Two pith balls of mass 10mg each are suspended by two threads from the same support are
charged identically. They move apart by 0.08m and threads make an angle 600 with each other.
Find the charge on each pith ball

Answer 1

Given,

Mass of the ball $= 10\text{ mg} = 1\times10^{-2}\text{ gm}$

Therefore, weight of the ball =$m\times{g}=1\times10^{-2}\times9.81\times10^{-4}=9.81\times10^{-6}\text{ N}$

In equilibrium, the net force is zero.

Therefor the summation of horizontal component of force is zero.

That means repulsive force is balanced by the sin component of the tension in the string.

$\sum{F_{H}}=0\\\\\Rightarrow{F}-Tsin\theta=0\\\\\Rightarrow{F}=Tsin\theta\\\\\Rightarrow{F}=Tsin30^{\circ}$................equation-1

The summation of vertical component of force is zero.

That means weight of the ball is balanced by the cos component of the tension in the string.

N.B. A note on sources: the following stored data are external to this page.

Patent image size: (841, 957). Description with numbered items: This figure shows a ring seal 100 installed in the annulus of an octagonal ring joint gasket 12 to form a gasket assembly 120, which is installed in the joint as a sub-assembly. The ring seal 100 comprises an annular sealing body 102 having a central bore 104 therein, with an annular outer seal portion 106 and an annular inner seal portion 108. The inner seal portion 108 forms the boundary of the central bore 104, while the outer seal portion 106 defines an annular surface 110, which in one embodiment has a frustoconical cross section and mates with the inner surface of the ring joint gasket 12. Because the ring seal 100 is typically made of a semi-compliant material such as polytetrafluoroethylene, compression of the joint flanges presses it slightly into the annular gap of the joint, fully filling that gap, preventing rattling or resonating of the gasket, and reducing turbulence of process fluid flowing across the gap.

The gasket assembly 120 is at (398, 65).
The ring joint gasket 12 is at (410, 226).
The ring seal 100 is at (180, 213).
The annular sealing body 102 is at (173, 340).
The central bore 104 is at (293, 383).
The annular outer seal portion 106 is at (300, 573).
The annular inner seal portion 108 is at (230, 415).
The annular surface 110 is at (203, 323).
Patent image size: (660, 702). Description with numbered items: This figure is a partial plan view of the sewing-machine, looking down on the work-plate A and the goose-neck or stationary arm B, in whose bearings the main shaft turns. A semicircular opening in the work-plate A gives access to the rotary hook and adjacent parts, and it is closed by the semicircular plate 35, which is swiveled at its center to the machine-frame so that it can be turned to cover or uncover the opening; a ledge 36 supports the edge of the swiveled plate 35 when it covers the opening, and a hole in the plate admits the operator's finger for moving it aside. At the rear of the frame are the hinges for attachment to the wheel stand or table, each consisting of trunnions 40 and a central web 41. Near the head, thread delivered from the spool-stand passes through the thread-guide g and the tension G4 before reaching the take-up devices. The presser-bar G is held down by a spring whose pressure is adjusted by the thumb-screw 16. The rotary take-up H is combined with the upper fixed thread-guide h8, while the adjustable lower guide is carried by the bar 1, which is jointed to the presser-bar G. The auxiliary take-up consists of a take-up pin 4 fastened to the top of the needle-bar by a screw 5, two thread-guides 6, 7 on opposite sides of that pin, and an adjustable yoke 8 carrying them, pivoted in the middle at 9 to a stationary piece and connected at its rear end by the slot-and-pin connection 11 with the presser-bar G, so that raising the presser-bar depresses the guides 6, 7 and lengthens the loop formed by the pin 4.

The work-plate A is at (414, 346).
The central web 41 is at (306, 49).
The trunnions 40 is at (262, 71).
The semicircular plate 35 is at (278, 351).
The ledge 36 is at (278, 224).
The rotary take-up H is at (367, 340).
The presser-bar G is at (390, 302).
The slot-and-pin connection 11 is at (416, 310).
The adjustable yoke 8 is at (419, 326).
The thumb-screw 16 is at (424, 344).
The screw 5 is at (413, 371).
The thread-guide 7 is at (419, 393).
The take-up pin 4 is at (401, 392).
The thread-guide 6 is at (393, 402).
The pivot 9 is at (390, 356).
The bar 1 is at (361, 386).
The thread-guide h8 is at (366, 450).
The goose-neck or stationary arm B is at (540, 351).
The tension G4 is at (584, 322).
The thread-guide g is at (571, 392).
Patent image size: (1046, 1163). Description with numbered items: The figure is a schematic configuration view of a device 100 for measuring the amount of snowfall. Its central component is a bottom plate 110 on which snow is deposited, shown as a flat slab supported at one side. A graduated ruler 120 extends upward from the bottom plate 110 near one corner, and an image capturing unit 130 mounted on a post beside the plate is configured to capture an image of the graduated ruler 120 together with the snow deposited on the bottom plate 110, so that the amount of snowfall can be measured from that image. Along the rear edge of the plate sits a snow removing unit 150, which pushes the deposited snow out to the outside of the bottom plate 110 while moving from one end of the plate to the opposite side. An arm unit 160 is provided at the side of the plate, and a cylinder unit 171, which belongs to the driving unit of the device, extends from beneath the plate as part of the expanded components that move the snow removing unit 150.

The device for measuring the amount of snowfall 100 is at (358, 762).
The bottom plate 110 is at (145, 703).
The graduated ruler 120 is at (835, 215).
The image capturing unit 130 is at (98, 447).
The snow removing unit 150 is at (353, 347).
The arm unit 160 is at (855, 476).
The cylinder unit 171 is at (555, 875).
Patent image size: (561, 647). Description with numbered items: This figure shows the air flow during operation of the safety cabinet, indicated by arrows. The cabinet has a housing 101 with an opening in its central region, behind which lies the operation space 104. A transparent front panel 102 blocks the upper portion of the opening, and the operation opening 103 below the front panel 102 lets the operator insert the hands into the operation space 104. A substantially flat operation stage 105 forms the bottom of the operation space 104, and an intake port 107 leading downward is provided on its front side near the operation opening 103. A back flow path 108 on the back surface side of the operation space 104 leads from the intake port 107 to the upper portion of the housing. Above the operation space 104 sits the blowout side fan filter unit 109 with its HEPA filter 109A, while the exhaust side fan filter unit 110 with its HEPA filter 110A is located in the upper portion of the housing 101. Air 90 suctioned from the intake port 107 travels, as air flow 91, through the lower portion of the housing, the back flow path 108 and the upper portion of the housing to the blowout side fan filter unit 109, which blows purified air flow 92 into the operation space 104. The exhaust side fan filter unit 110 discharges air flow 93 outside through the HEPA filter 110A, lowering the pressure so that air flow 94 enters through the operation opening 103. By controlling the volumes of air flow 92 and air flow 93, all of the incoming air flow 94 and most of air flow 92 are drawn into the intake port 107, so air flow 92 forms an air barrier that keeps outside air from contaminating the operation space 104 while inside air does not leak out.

$\sum{F_{V}}=0\\\\\Rightarrow{F}-Tsin\theta=0\\\\\Rightarrow{mg}=Tcos\theta\\\\\Rightarrow{mg}=Tcos30^{\circ}\\\\\Rightarrow{T}=\frac{mg}{cos30^{\circ}}$ equation-2

Putting the value of T in equation-1 we get,

${F}=Tsin30^{\circ}\\\\\Rightarrow{F}=\frac{mg}{cos30^{\circ}}\times{sin}30^{\circ}\\\\\Rightarrow{F}=mg\times{tan}30^{\circ}\\\\\Rightarrow{F}=9.81\times10^{-6}\times\frac{1}{\sqrt{3}}$

The size of the repulsive electric forces acting on two pith ball with identical charge Q  is determined from Coulomb's law:

$F=\frac{1}{4\times\pi\times\xi_{0}}\times\frac{Q^{2}}{r^{2}}\\\\\Rightarrow{F}=k\times\frac{Q^{2}}{r^{2}}\text{ }[k\text{ is Constant and} k= 9\times10^{9}]\\\\\Rightarrow{F}={9\times10^{9}}\times\frac{Q^{2}}{(0.8)^{2}}\\\\\Rightarrow{Q}^{2}=F\times(0.8)^{2}\times\frac{1}{9\times10^{9}}\\\\\Rightarrow{Q}^{2}=9.81\times10^{-6}\times\frac{1}{\sqrt{3}}\times64\times10^{-4}\times\frac{1}{9\times10^{9}}$

$\\\\\Rightarrow{Q}^{2}=9.81\times10^{-6}\times\frac{1}{\sqrt{3}}\times64\times10^{-4}\times\frac{1}{9\times10^{9}}\\\\\Rightarrow{Q}^{2}=9.81\times0.577\times64\times\frac{1}{9}\times10^{-19}}\\\\\Rightarrow{Q}^{2}=40.27\times10^{-19}}\\\\\Rightarrow{Q}^{2}=4\times10^{-18}}\\\\\Rightarrow{Q}=2\times10^{-9}}$

The value of ${Q}=2\times10^{-9}}$ (approx)